7. The Ministry of Health and Long-Term Care should work with Public Health Ontario, the Ministry of Education, and the Ministry of Children, Community and Social Services to coordinate public health units’ planning, development, and delivery of programs to children and youth.

8. The Ministry of Health and Long-Term Care should work with Public Health Ontario and the Ministry of Education to ensure that public health units conduct health equity audits to identify and engage with priority populations in schools as well as with school communities at risk for increased health inequities and negative health outcomes.

9. The Ministry of Health and Long-Term Care should work with Public Health Ontario and the Ministry of Education to educate children and young people on the health impacts of both e-cigarettes and cannabis consumption.

10. The Ministry of Health and Long-Term Care should work with Public Health Ontario to prevent the advertising and sale of vaping products to young people under the age of 19.

  1. The Ministry of Health and Long-Term Care should work with Public Health Ontario and public health units to

a) evaluate the feasibility of centralizing epidemiological expertise that can perform analysis or provide support to all public health units;

b) establish benchmarks for the extent of epidemiological analyses of chronic diseases needed and monitor whether these benchmarks are met;

c) collaborate with Indigenous community leaders to obtain epidemiological data that would serve to inform program development that would benefit Indigenous communities in Ontario; and

d) identify other areas in which relevant data is not consistently available to all public health units, such as data on children and youth, and develop and implement a process to collect such data.

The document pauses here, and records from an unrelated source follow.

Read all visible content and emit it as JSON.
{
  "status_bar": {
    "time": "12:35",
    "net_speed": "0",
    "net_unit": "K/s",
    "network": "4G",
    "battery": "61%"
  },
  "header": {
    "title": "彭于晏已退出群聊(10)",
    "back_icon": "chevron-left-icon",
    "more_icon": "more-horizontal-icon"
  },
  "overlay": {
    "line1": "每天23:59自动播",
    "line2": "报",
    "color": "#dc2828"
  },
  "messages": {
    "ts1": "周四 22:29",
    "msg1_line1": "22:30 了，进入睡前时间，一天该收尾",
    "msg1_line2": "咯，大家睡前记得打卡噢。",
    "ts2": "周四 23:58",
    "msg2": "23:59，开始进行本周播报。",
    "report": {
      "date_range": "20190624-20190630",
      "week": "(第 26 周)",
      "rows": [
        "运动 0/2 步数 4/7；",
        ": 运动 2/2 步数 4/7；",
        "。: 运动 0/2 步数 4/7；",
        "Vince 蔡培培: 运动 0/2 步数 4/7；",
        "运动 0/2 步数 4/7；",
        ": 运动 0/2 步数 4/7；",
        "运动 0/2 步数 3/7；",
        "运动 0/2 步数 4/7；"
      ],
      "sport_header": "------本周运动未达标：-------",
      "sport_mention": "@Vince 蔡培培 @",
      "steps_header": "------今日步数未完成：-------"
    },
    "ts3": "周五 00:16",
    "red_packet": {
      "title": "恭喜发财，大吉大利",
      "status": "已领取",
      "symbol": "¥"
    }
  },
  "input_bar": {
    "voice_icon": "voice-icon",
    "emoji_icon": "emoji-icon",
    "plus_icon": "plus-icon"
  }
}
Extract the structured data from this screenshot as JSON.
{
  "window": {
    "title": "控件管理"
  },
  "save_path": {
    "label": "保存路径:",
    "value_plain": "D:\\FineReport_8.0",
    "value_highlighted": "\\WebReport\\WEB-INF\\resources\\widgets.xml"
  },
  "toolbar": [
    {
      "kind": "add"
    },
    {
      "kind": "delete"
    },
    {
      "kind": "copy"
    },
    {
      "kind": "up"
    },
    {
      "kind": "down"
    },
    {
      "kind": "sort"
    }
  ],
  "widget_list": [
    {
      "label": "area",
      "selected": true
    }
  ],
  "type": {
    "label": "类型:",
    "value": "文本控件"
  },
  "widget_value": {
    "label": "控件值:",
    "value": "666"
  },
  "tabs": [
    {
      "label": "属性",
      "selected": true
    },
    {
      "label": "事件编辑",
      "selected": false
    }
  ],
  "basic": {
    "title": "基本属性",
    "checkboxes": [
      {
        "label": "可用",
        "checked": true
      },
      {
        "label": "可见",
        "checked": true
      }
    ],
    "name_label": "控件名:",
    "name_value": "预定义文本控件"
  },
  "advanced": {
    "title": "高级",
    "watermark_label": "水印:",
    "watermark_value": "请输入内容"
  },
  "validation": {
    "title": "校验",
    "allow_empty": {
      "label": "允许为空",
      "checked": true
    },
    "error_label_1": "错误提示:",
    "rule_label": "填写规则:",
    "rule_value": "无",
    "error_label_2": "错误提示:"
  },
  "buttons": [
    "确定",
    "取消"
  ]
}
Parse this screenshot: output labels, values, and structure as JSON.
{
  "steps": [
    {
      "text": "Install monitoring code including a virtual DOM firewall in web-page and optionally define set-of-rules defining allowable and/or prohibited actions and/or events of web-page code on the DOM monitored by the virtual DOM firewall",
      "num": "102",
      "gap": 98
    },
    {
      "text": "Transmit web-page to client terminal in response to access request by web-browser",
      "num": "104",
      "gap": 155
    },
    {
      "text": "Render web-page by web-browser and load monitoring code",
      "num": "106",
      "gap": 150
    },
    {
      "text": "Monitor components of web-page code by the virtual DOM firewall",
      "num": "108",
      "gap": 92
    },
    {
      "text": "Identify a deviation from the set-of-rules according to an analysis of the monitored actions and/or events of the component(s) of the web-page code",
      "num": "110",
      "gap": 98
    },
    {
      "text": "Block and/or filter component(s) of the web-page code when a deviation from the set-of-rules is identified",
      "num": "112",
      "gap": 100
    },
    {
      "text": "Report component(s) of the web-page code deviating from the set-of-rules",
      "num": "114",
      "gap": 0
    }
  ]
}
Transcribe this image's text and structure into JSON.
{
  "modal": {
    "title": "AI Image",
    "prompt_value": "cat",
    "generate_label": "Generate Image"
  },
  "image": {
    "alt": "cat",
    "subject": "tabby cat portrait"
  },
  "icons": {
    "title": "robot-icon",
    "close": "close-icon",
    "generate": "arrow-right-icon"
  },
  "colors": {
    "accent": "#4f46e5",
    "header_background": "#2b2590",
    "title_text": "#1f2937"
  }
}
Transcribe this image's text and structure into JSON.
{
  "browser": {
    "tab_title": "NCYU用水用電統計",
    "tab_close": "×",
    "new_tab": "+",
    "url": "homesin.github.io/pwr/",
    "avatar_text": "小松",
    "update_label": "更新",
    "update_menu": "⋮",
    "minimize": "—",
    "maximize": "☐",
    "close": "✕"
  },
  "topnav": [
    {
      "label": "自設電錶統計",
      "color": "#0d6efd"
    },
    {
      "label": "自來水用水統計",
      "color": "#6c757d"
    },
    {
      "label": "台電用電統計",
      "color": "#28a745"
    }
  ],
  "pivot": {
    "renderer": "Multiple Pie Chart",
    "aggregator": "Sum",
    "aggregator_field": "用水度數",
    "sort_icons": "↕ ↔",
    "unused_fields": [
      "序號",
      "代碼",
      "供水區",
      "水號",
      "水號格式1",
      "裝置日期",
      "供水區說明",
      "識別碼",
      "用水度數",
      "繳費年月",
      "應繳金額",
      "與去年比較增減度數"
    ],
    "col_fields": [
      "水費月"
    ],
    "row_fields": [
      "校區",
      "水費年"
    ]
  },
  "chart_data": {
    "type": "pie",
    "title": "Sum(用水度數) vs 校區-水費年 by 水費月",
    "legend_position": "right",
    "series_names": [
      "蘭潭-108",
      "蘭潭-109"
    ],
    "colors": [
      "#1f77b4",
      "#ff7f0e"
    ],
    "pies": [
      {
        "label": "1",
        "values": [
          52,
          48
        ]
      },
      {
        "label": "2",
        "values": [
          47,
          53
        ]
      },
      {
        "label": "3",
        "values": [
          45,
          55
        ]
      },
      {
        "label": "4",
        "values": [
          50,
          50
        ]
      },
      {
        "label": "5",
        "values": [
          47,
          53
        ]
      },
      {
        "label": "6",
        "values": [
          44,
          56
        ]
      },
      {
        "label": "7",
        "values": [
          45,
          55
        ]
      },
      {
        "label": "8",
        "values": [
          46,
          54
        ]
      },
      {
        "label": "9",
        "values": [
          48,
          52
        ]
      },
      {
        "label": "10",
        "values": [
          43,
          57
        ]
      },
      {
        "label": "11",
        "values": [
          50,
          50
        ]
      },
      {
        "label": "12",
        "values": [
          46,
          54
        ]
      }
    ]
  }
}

  1. The Ministry of Health and Long-Term Care should require public health units to develop measurable program objectives for their chronic disease prevention programs and services, and establish time frames for achieving these objectives.
  2. The Ministry of Health and Long-Term Care should

a) set standards for evidence-based program evaluation methodology;

b) require all public health units to conduct evaluations of their programs; and

c) support capacity-building for local public health units to conduct program evaluations.

  1. The Ministry of Health and Long-Term Care should establish performance indicators and targets, linked to the new Ontario Public Health Standards, for public health units.
  2. The Ministry of Health and Long-Term Care should publicly report on the performance of public health units, including annual results and targets of their performance indicators.
  3. The Ministry of Health and Long-Term Care should monitor the resources invested by public health units in chronic disease prevention programs against the program outcomes.
  4. The Ministry of Health and Long-Term Care should expedite its efforts to ensure equitable funding for public health units.